The Financial Reporting Council (FRC) said it will take on an extra 100 staff, including lawyers and forensic accountants to speed up enforcement investigations.
The FRC is expanding its remit to cover not just the Big Four accountancy giants, but also smaller firms, while it is also increasing the number of audit quality and corporate reporting reviews it undertakes by 25%.
The changes mean the FRC is proposing to increase its levies by 13% to £47.2 million.
It comes as the FRC prepares to shift to a new regulatory body following the government-backed review by Sir John Kingman, which recommended replacing it with a stronger and more powerful watchdog.
In line with Sir John’s calls, the FRC is set to become a new statutory regulator, called the Audit, Reporting and Governance Authority, with the power to sanction company directors.
Sir Jonathan Thompson, chief executive of the FRC, said: “Ahead of the FRC’s transition into the Audit, Reporting and Governance Authority (ARGA) I am determined we use our powers to the fullest, to respond to corporate governance challenges.
“The failure of a major company has significant impact, not just for investors, but for employees and communities.”
The accounting sector has come under intense scrutiny in recent years following a spate of high-profile failures and accounting scandals, with large publicly listed companies collapsing shortly after making hefty payouts.
The demise of the likes of outsourcing giant Carillion, department store BHS and travel agent Thomas Cook have all raised questions over accounting practices.
Auditors have been heavily criticised for not spotting issues earlier, which could have helped prevent thousands of job losses and pension bailouts by the state.

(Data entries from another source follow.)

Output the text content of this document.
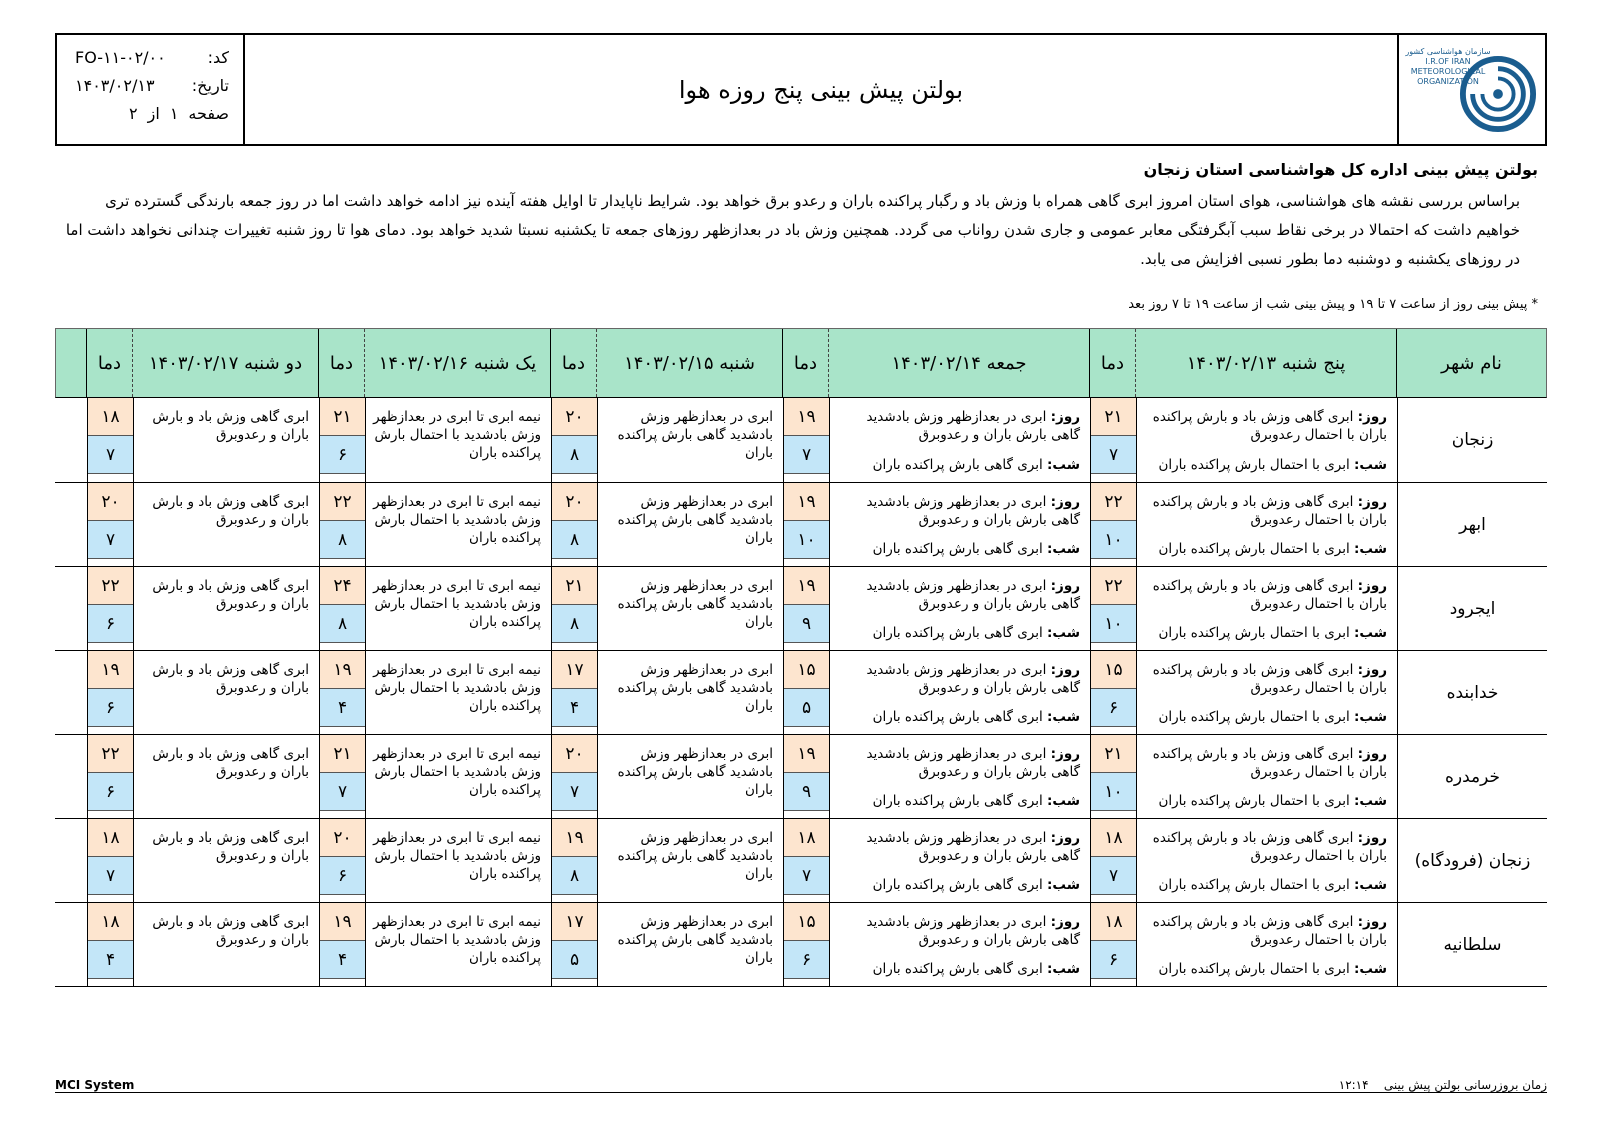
کد:
FO-۱۱-۰۲/۰۰
تاریخ:
۱۴۰۳/۰۲/۱۳
صفحه
۱
از
۲
بولتن پیش بینی پنج روزه هوا
سازمان هواشناسی کشور
I.R.OF IRAN
METEOROLOGICAL
ORGANIZATION
بولتن پیش بینی اداره کل هواشناسی استان زنجان
براساس بررسی نقشه های هواشناسی، هوای استان امروز ابری گاهی همراه با وزش باد و رگبار پراکنده باران و رعدو برق خواهد بود. شرایط ناپایدار تا اوایل هفته آینده نیز ادامه خواهد داشت اما در روز جمعه بارندگی گسترده تری خواهیم داشت که احتمالا در برخی نقاط سبب آبگرفتگی معابر عمومی و جاری شدن رواناب می گردد. همچنین وزش باد در بعدازظهر روزهای جمعه تا یکشنبه نسبتا شدید خواهد بود. دمای هوا تا روز شنبه تغییرات چندانی نخواهد داشت اما در روزهای یکشنبه و دوشنبه دما بطور نسبی افزایش می یابد.
* پیش بینی روز از ساعت ۷ تا ۱۹ و پیش بینی شب از ساعت ۱۹ تا ۷ روز بعد
نام شهر
پنج شنبه ۱۴۰۳/۰۲/۱۳
دما
جمعه ۱۴۰۳/۰۲/۱۴
دما
شنبه ۱۴۰۳/۰۲/۱۵
دما
یک شنبه ۱۴۰۳/۰۲/۱۶
دما
دو شنبه ۱۴۰۳/۰۲/۱۷
دما
زنجان
روز: ابری گاهی وزش باد و بارش پراکنده باران با احتمال رعدوبرق
شب: ابری با احتمال بارش پراکنده باران
۲۱
۷
روز: ابری در بعدازظهر وزش بادشدید گاهی بارش باران و رعدوبرق
شب: ابری گاهی بارش پراکنده باران
۱۹
۷
ابری در بعدازظهر وزش بادشدید گاهی بارش پراکنده باران
۲۰
۸
نیمه ابری تا ابری در بعدازظهر وزش بادشدید با احتمال بارش پراکنده باران
۲۱
۶
ابری گاهی وزش باد و بارش باران و رعدوبرق
۱۸
۷
ابهر
روز: ابری گاهی وزش باد و بارش پراکنده باران با احتمال رعدوبرق
شب: ابری با احتمال بارش پراکنده باران
۲۲
۱۰
روز: ابری در بعدازظهر وزش بادشدید گاهی بارش باران و رعدوبرق
شب: ابری گاهی بارش پراکنده باران
۱۹
۱۰
ابری در بعدازظهر وزش بادشدید گاهی بارش پراکنده باران
۲۰
۸
نیمه ابری تا ابری در بعدازظهر وزش بادشدید با احتمال بارش پراکنده باران
۲۲
۸
ابری گاهی وزش باد و بارش باران و رعدوبرق
۲۰
۷
ایجرود
روز: ابری گاهی وزش باد و بارش پراکنده باران با احتمال رعدوبرق
شب: ابری با احتمال بارش پراکنده باران
۲۲
۱۰
روز: ابری در بعدازظهر وزش بادشدید گاهی بارش باران و رعدوبرق
شب: ابری گاهی بارش پراکنده باران
۱۹
۹
ابری در بعدازظهر وزش بادشدید گاهی بارش پراکنده باران
۲۱
۸
نیمه ابری تا ابری در بعدازظهر وزش بادشدید با احتمال بارش پراکنده باران
۲۴
۸
ابری گاهی وزش باد و بارش باران و رعدوبرق
۲۲
۶
خدابنده
روز: ابری گاهی وزش باد و بارش پراکنده باران با احتمال رعدوبرق
شب: ابری با احتمال بارش پراکنده باران
۱۵
۶
روز: ابری در بعدازظهر وزش بادشدید گاهی بارش باران و رعدوبرق
شب: ابری گاهی بارش پراکنده باران
۱۵
۵
ابری در بعدازظهر وزش بادشدید گاهی بارش پراکنده باران
۱۷
۴
نیمه ابری تا ابری در بعدازظهر وزش بادشدید با احتمال بارش پراکنده باران
۱۹
۴
ابری گاهی وزش باد و بارش باران و رعدوبرق
۱۹
۶
خرمدره
روز: ابری گاهی وزش باد و بارش پراکنده باران با احتمال رعدوبرق
شب: ابری با احتمال بارش پراکنده باران
۲۱
۱۰
روز: ابری در بعدازظهر وزش بادشدید گاهی بارش باران و رعدوبرق
شب: ابری گاهی بارش پراکنده باران
۱۹
۹
ابری در بعدازظهر وزش بادشدید گاهی بارش پراکنده باران
۲۰
۷
نیمه ابری تا ابری در بعدازظهر وزش بادشدید با احتمال بارش پراکنده باران
۲۱
۷
ابری گاهی وزش باد و بارش باران و رعدوبرق
۲۲
۶
زنجان (فرودگاه)
روز: ابری گاهی وزش باد و بارش پراکنده باران با احتمال رعدوبرق
شب: ابری با احتمال بارش پراکنده باران
۱۸
۷
روز: ابری در بعدازظهر وزش بادشدید گاهی بارش باران و رعدوبرق
شب: ابری گاهی بارش پراکنده باران
۱۸
۷
ابری در بعدازظهر وزش بادشدید گاهی بارش پراکنده باران
۱۹
۸
نیمه ابری تا ابری در بعدازظهر وزش بادشدید با احتمال بارش پراکنده باران
۲۰
۶
ابری گاهی وزش باد و بارش باران و رعدوبرق
۱۸
۷
سلطانیه
روز: ابری گاهی وزش باد و بارش پراکنده باران با احتمال رعدوبرق
شب: ابری با احتمال بارش پراکنده باران
۱۸
۶
روز: ابری در بعدازظهر وزش بادشدید گاهی بارش باران و رعدوبرق
شب: ابری گاهی بارش پراکنده باران
۱۵
۶
ابری در بعدازظهر وزش بادشدید گاهی بارش پراکنده باران
۱۷
۵
نیمه ابری تا ابری در بعدازظهر وزش بادشدید با احتمال بارش پراکنده باران
۱۹
۴
ابری گاهی وزش باد و بارش باران و رعدوبرق
۱۸
۴
MCI System	زمان بروزرسانی بولتن پیش بینی    ۱۲:۱۴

This has prompted a series of reviews into the audit sector, including the Kingman Review and a report by former London Stock Exchange chairman Sir Donald Brydon published in December.
The Competition and Markets Authority has also carried out a probe into the sector, outlining proposals to loosen the stranglehold of the big four – KPMG, Deloitte, PwC and EY.
This would include an operational separation between their audit and non-audit arms to reduce potential conflicts of interest.
While the Government has yet to formally respond to all the recommendations, the FRC said the “broad direction of travel is clear and the FRC needs to take interim steps to respond appropriately with its existing powers”.
Sir Jonathan added: “The public has a major interest in the health of companies which is why we plan to serve that public interest by using our powers to the fullest within our existing regulatory scope.”